L’agriculteur qui est du côté marais mouillé va avoir des pratiques différentes de son collègue du marais desséché. Et à l’heure de choisir une stratégie pour se prémunir des inondations, ces intérêts divergents bien entendu s’opposent. 

Pierre-Guy Perrier, vice-président de la région Pays de la Loire

 

Les berges doivent être entretenues

En attendant qu’une solution émerge pour l’avenir, les 8 000 km de canaux, essentiels pour drainer et évacuer l’eau vers l’océan, se doivent d’être entretenus pour pouvoir remplir leur office. Bernard Riffault, en charge de 500 km d’entre eux, est perplexe.

"C’est énorme. Avec le budget relativement modeste qui nous est alloué, entretenir tt ça c'est très lourd pour nous. Et des canaux obstrués, il y en a des kilomètres aujourd’hui. Ça diminue la surface de l’hydraulique, et fatalement l’évacuation se fera plus difficilement en cas de grands besoins. Ça peut provoquer des dégâts dont on ne connaît pas aujourd’hui la teneur.

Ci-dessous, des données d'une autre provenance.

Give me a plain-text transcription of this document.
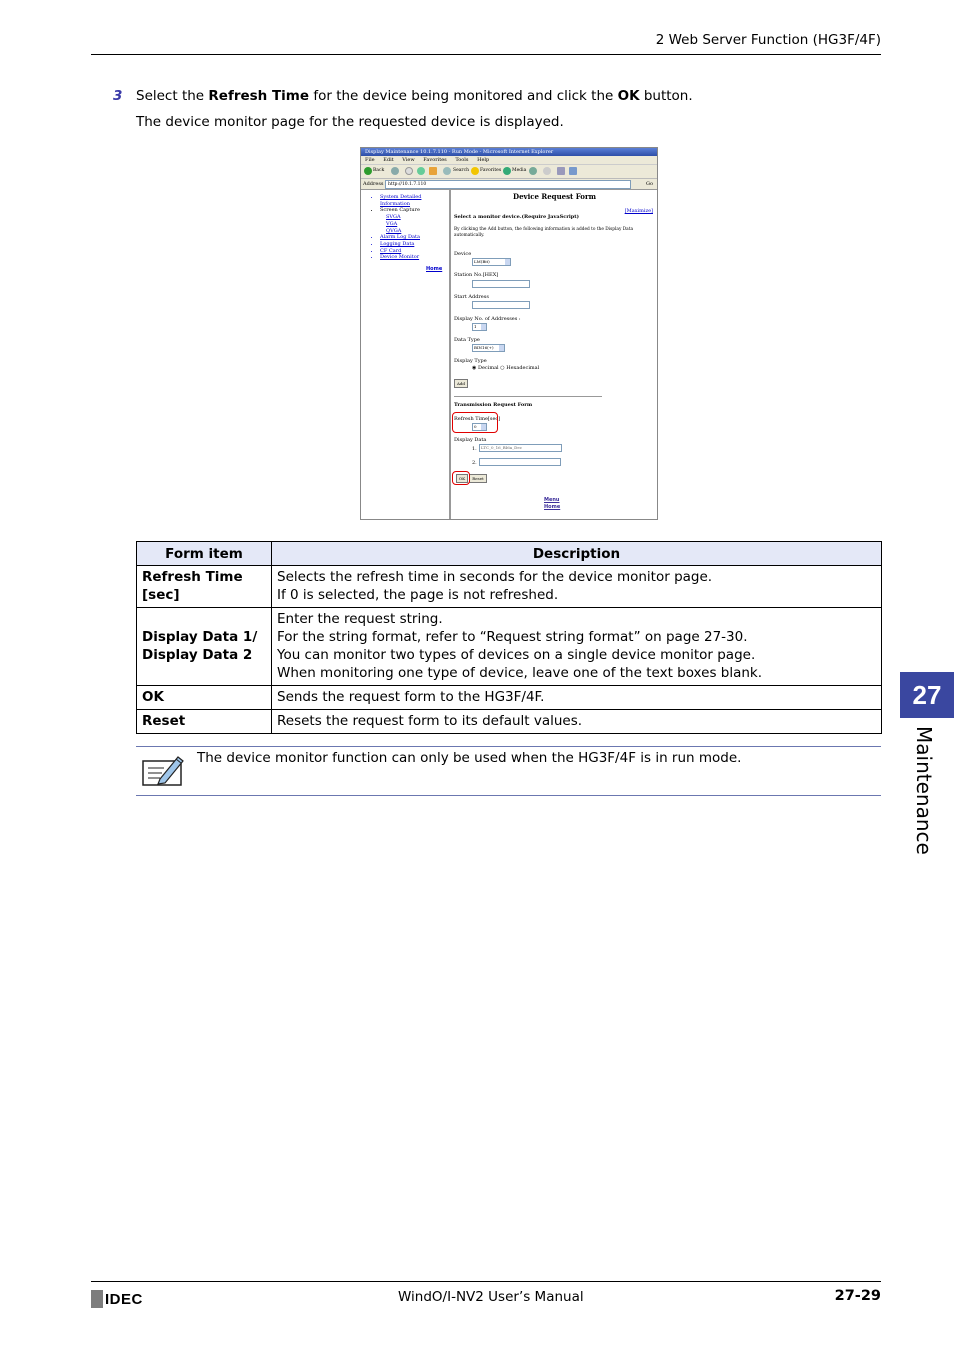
2 Web Server Function (HG3F/4F)
3 Select the Refresh Time for the device being monitored and click the OK button.
The device monitor page for the requested device is displayed.
Display Maintenance 10.1.7.110 - Run Mode - Microsoft Internet Explorer
File Edit View Favorites Tools Help
Back	Search Favorites Media
Address	http://10.1.7.110	Go
• System Detailed Information
• Screen Capture
SVGA
VGA
QVGA
• Alarm Log Data
• Logging Data
• CF Card
• Device Monitor
Home
Device Request Form
[Maximize]
Select a monitor device.(Require JavaScript)
By clicking the Add button, the following information is added to the Display Data
automatically.
Device
LM(Bit)
Station No.[HEX]
Start Address
Display No. of Addresses :
1
Data Type
BIN16(+)
Display Type
◉ Decimal ○ Hexadecimal
Add
Transmission Request Form
Refresh Time[sec]
0
Display Data
1.	LTC_0_16_BI6a_Dec
2.
OK	Reset
Menu
Home
Form item	Description
Refresh Time
[sec]	Selects the refresh time in seconds for the device monitor page.
If 0 is selected, the page is not refreshed.
Display Data 1/
Display Data 2	Enter the request string.
For the string format, refer to “Request string format” on page 27-30.
You can monitor two types of devices on a single device monitor page.
When monitoring one type of device, leave one of the text boxes blank.
OK	Sends the request form to the HG3F/4F.
Reset	Resets the request form to its default values.
The device monitor function can only be used when the HG3F/4F is in run mode.
27
Maintenance
IDEC	WindO/I-NV2 User’s Manual	27-29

Bernard Riffault, président du Syndicat des Marais Mouillés des Deux-Sèvres



Le GIEC, le groupement international sur le climat, prédit une situation critique à l'horizon 2100. L’élévation du niveau des océans devrait alors dépasser 1 mètre, et le Marais Poitevin reprendrait l'allure d'un golf marin. Cela sonnerait la fin d'un territoire exceptionnel, agricole et touristique, fort de 200.000 habitants.